Tuesday 14 June 2022


Zoom & PSC Seminar Room


Nick Ross


Maxine McArthur

When Myanmar’s military deposed a semi-civilian government about to resume office in February 2021 after an election the previous November, some observers viewed this as taking the country back into an all-too-familiar pattern of autocracy, disciplined democracy, and resistance.

However, resistance to this coup has been on a scale, diversity and intensity that has not been seen in Myanmar’s recent history. Armed opposition groups have risen throughout the country, and fighting has penetrated areas that had for decades been firmly under central government control. The exiled National Unity Government has, in another break with the past, declared a people’s “defensive war”, a war that for many participants and supporters is revolutionary.

Taking seriously the claim that the resistance to the February 2020 coup in Myanmar is a revolution, my question for this thesis proposal seminar is: how do people resisting military dictatorship in Myanmar construct and experience revolutionary ideology? The question has two parts. First, how are ideological possibilities limited and expanded in revolutionary situations? Second, how does ideology animate political action or inaction in revolutions—and what does attention to it reveal of revolutionary practise more generally?

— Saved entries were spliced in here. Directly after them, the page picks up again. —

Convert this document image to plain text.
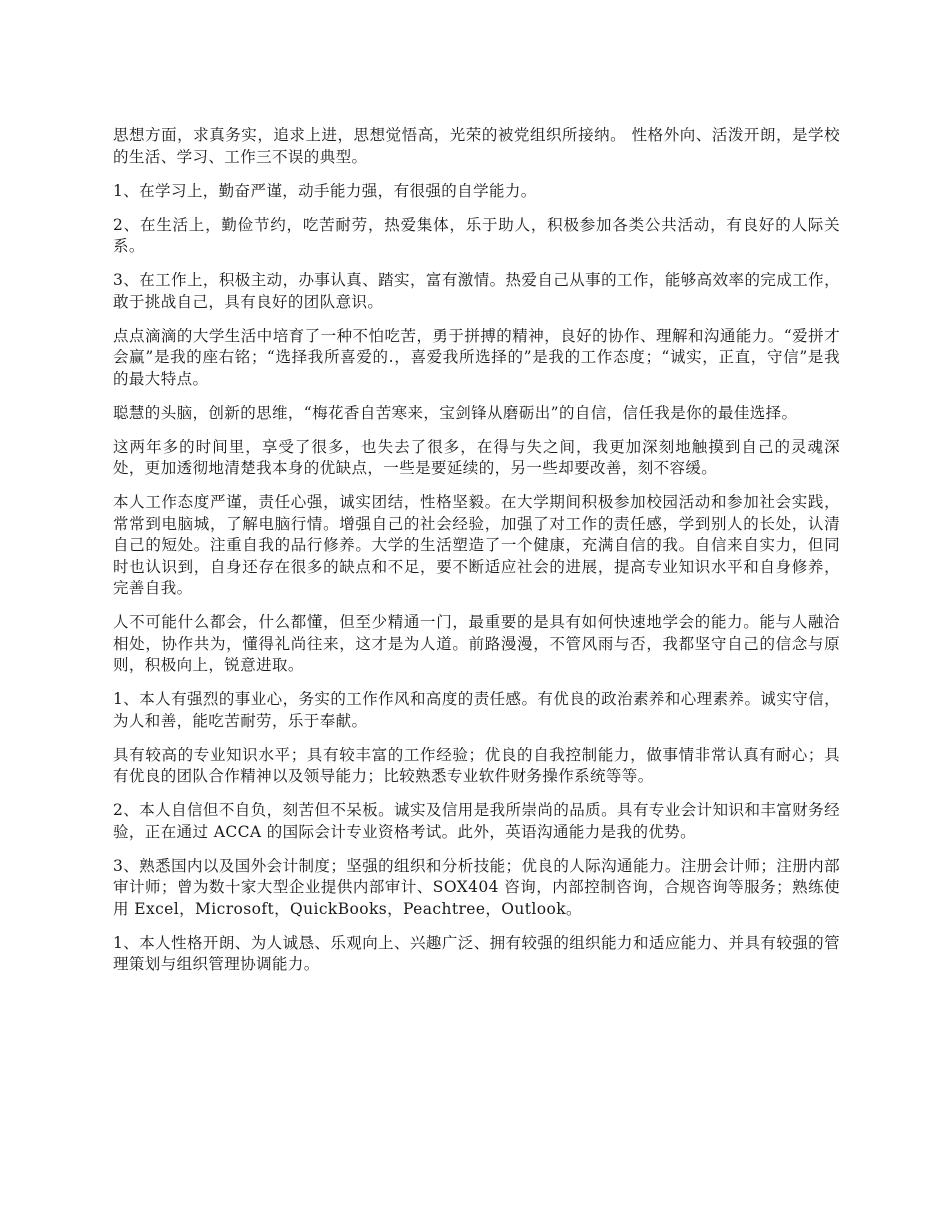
思想方面，求真务实，追求上进，思想觉悟高，光荣的被党组织所接纳。 性格外向、活泼开朗，是学校的生活、学习、工作三不误的典型。

1、在学习上，勤奋严谨，动手能力强，有很强的自学能力。

2、在生活上，勤俭节约，吃苦耐劳，热爱集体，乐于助人，积极参加各类公共活动，有良好的人际关系。

3、在工作上，积极主动，办事认真、踏实，富有激情。热爱自己从事的工作，能够高效率的完成工作，敢于挑战自己，具有良好的团队意识。

点点滴滴的大学生活中培育了一种不怕吃苦，勇于拼搏的精神，良好的协作、理解和沟通能力。“爱拼才会赢”是我的座右铭；“选择我所喜爱的.，喜爱我所选择的”是我的工作态度；“诚实，正直，守信”是我的最大特点。

聪慧的头脑，创新的思维，“梅花香自苦寒来，宝剑锋从磨砺出”的自信，信任我是你的最佳选择。

这两年多的时间里，享受了很多，也失去了很多，在得与失之间，我更加深刻地触摸到自己的灵魂深处，更加透彻地清楚我本身的优缺点，一些是要延续的，另一些却要改善，刻不容缓。

本人工作态度严谨，责任心强，诚实团结，性格坚毅。在大学期间积极参加校园活动和参加社会实践，常常到电脑城，了解电脑行情。增强自己的社会经验，加强了对工作的责任感，学到别人的长处，认清自己的短处。注重自我的品行修养。大学的生活塑造了一个健康，充满自信的我。自信来自实力，但同时也认识到，自身还存在很多的缺点和不足，要不断适应社会的进展，提高专业知识水平和自身修养，完善自我。

人不可能什么都会，什么都懂，但至少精通一门，最重要的是具有如何快速地学会的能力。能与人融洽相处，协作共为，懂得礼尚往来，这才是为人道。前路漫漫，不管风雨与否，我都坚守自己的信念与原则，积极向上，锐意进取。

1、本人有强烈的事业心，务实的工作作风和高度的责任感。有优良的政治素养和心理素养。诚实守信，为人和善，能吃苦耐劳，乐于奉献。

具有较高的专业知识水平；具有较丰富的工作经验；优良的自我控制能力，做事情非常认真有耐心；具有优良的团队合作精神以及领导能力；比较熟悉专业软件财务操作系统等等。

2、本人自信但不自负，刻苦但不呆板。诚实及信用是我所崇尚的品质。具有专业会计知识和丰富财务经验，正在通过 ACCA 的国际会计专业资格考试。此外，英语沟通能力是我的优势。

3、熟悉国内以及国外会计制度；坚强的组织和分析技能；优良的人际沟通能力。注册会计师；注册内部审计师；曾为数十家大型企业提供内部审计、SOX404 咨询，内部控制咨询，合规咨询等服务；熟练使用 Excel，Microsoft，QuickBooks，Peachtree，Outlook。

1、本人性格开朗、为人诚恳、乐观向上、兴趣广泛、拥有较强的组织能力和适应能力、并具有较强的管理策划与组织管理协调能力。
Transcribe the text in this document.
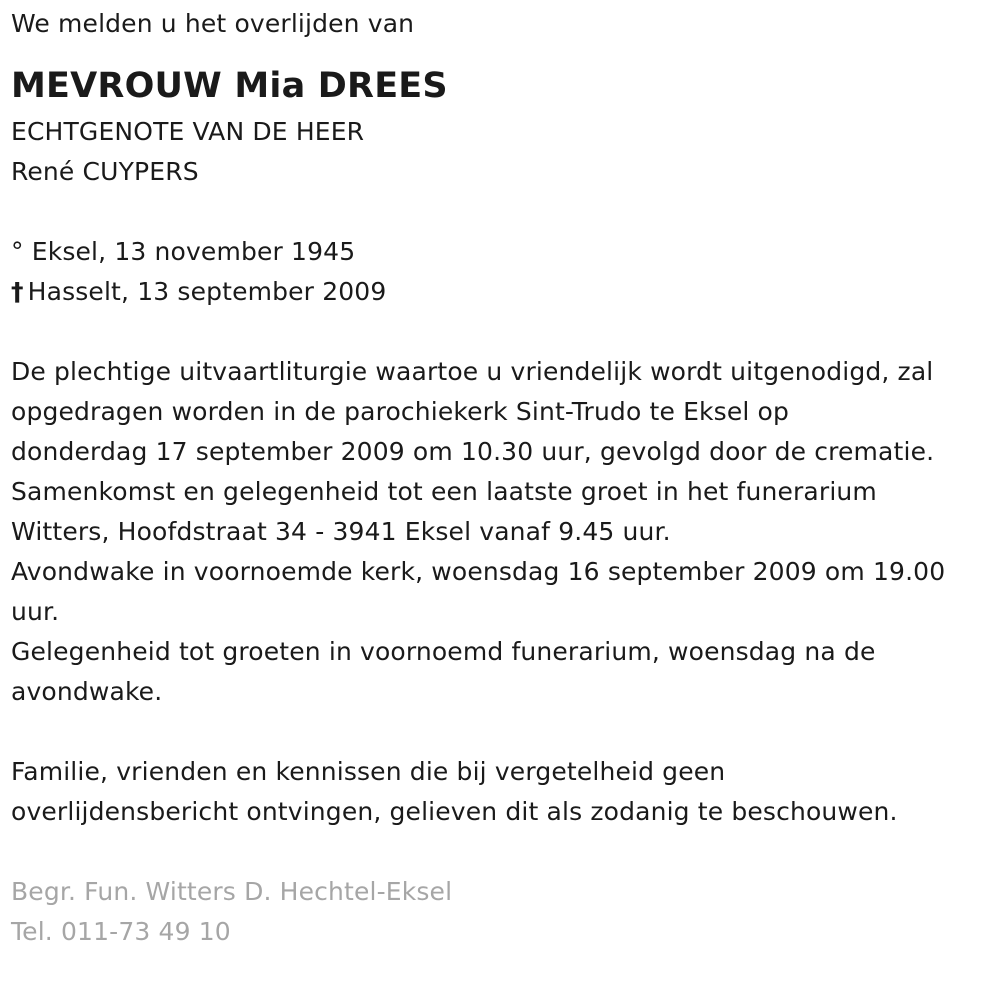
We melden u het overlijden van
MEVROUW Mia DREES
ECHTGENOTE VAN DE HEER
René CUYPERS
° Eksel, 13 november 1945
† Hasselt, 13 september 2009
De plechtige uitvaartliturgie waartoe u vriendelijk wordt uitgenodigd, zal
opgedragen worden in de parochiekerk Sint-Trudo te Eksel op
donderdag 17 september 2009 om 10.30 uur, gevolgd door de crematie.
Samenkomst en gelegenheid tot een laatste groet in het funerarium
Witters, Hoofdstraat 34 - 3941 Eksel vanaf 9.45 uur.
Avondwake in voornoemde kerk, woensdag 16 september 2009 om 19.00
uur.
Gelegenheid tot groeten in voornoemd funerarium, woensdag na de
avondwake.
Familie, vrienden en kennissen die bij vergetelheid geen
overlijdensbericht ontvingen, gelieven dit als zodanig te beschouwen.
Begr. Fun. Witters D. Hechtel-Eksel
Tel. 011-73 49 10
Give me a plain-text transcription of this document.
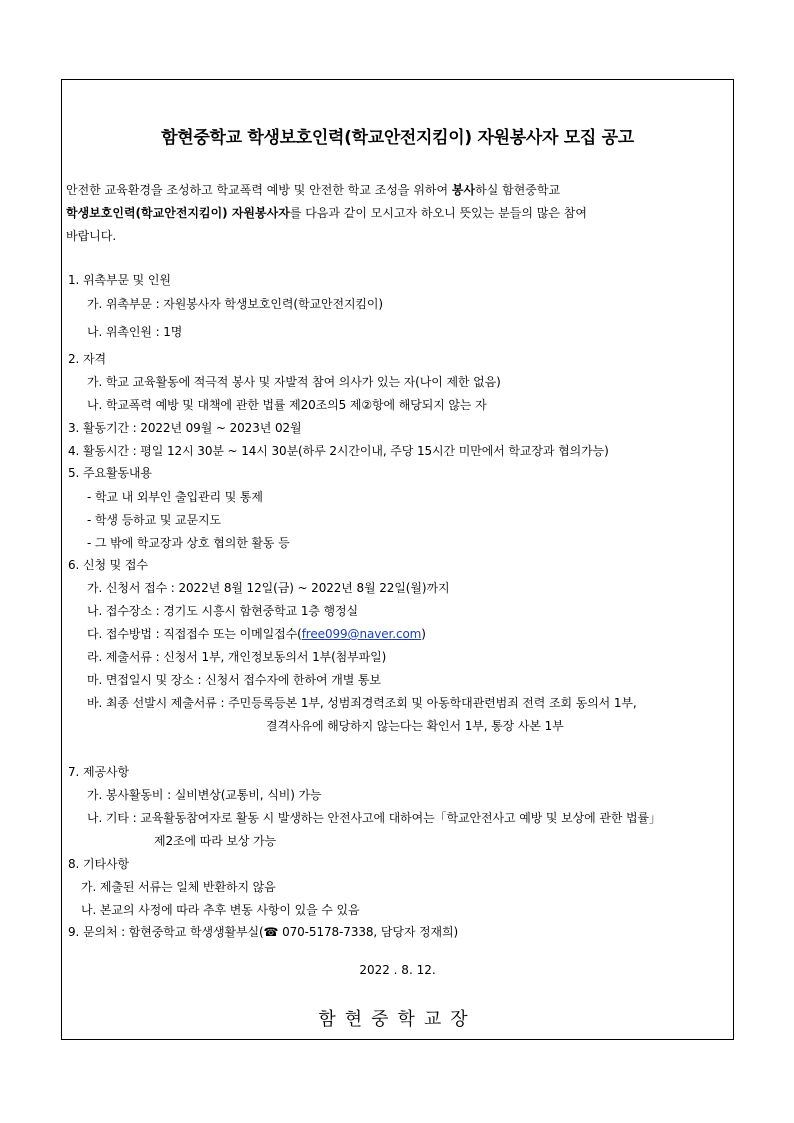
함현중학교 학생보호인력(학교안전지킴이) 자원봉사자 모집 공고
안전한 교육환경을 조성하고 학교폭력 예방 및 안전한 학교 조성을 위하여 봉사하실 함현중학교
학생보호인력(학교안전지킴이) 자원봉사자를 다음과 같이 모시고자 하오니 뜻있는 분들의 많은 참여
바랍니다.
1. 위촉부문 및 인원
가. 위촉부문 : 자원봉사자 학생보호인력(학교안전지킴이)
나. 위촉인원 : 1명
2. 자격
가. 학교 교육활동에 적극적 봉사 및 자발적 참여 의사가 있는 자(나이 제한 없음)
나. 학교폭력 예방 및 대책에 관한 법률 제20조의5 제②항에 해당되지 않는 자
3. 활동기간 : 2022년 09월 ~ 2023년 02월
4. 활동시간 : 평일 12시 30분 ~ 14시 30분(하루 2시간이내, 주당 15시간 미만에서 학교장과 협의가능)
5. 주요활동내용
- 학교 내 외부인 출입관리 및 통제
- 학생 등하교 및 교문지도
- 그 밖에 학교장과 상호 협의한 활동 등
6. 신청 및 접수
가. 신청서 접수 : 2022년 8월 12일(금) ~ 2022년 8월 22일(월)까지
나. 접수장소 : 경기도 시흥시 함현중학교 1층 행정실
다. 접수방법 : 직접접수 또는 이메일접수(free099@naver.com)
라. 제출서류 : 신청서 1부, 개인정보동의서 1부(첨부파일)
마. 면접일시 및 장소 : 신청서 접수자에 한하여 개별 통보
바. 최종 선발시 제출서류 : 주민등록등본 1부, 성범죄경력조회 및 아동학대관련범죄 전력 조회 동의서 1부,
결격사유에 해당하지 않는다는 확인서 1부, 통장 사본 1부
7. 제공사항
가. 봉사활동비 : 실비변상(교통비, 식비) 가능
나. 기타 : 교육활동참여자로 활동 시 발생하는 안전사고에 대하여는「학교안전사고 예방 및 보상에 관한 법률」
제2조에 따라 보상 가능
8. 기타사항
가. 제출된 서류는 일체 반환하지 않음
나. 본교의 사정에 따라 추후 변동 사항이 있을 수 있음
9. 문의처 : 함현중학교 학생생활부실(☎ 070-5178-7338, 담당자 정재희)
2022 . 8. 12.
함현중학교장
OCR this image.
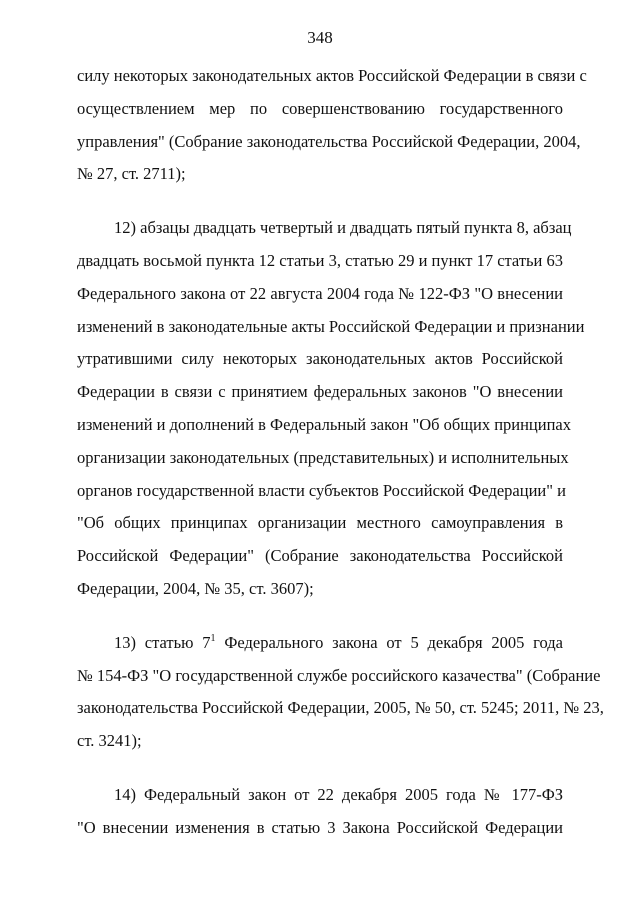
348
силу некоторых законодательных актов Российской Федерации в связи с
осуществлением мер по совершенствованию государственного
управления" (Собрание законодательства Российской Федерации, 2004,
№ 27, ст. 2711);
12) абзацы двадцать четвертый и двадцать пятый пункта 8, абзац
двадцать восьмой пункта 12 статьи 3, статью 29 и пункт 17 статьи 63
Федерального закона от 22 августа 2004 года № 122-ФЗ "О внесении
изменений в законодательные акты Российской Федерации и признании
утратившими силу некоторых законодательных актов Российской
Федерации в связи с принятием федеральных законов "О внесении
изменений и дополнений в Федеральный закон "Об общих принципах
организации законодательных (представительных) и исполнительных
органов государственной власти субъектов Российской Федерации" и
"Об общих принципах организации местного самоуправления в
Российской Федерации" (Собрание законодательства Российской
Федерации, 2004, № 35, ст. 3607);
13) статью $7^1$ Федерального закона от 5 декабря 2005 года
№ 154-ФЗ "О государственной службе российского казачества" (Собрание
законодательства Российской Федерации, 2005, № 50, ст. 5245; 2011, № 23,
ст. 3241);
14) Федеральный закон от 22 декабря 2005 года № 177-ФЗ
"О внесении изменения в статью 3 Закона Российской Федерации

The study of revolutions has tended to take ideology as either a fixed identity marker for individuals and factions or an epiphenomenon of structural conditions. Instead, I want to consider how in, a revolutionary situation, ideologies are transformed from within – and explore whether this process of ideological realignment may be the distinctive development that makes revolution possible. This will allow me to attend to certain epistemic and strategic questions that confront revolutionary projects: namely, how do those involved recognize a revolutionary situation when it emerges, and how do they recognize what strategies and tactics are thinkable? In this seminar, in addition to giving an overview of the major developments in Myanmar since the coup, I will discuss the significance of my research question and outline my proposed theoretical and methodological approaches to this inquiry into revolutionary ideology, data generation strategies and methods, research sites, and ethical and security considerations.

Nick Ross is a PhD student in Political and Social Change. His current research focuses on the revolution in Myanmar, ideology and revolutionary ideology. He has worked with civil society and opposition movements engaged in peace processes and political transitions and has published on the topic of rebel authority and governance, inclusion, and process design in peace negotiations in Civil Wars and International Negotiation, and for the Overseas Development Institute.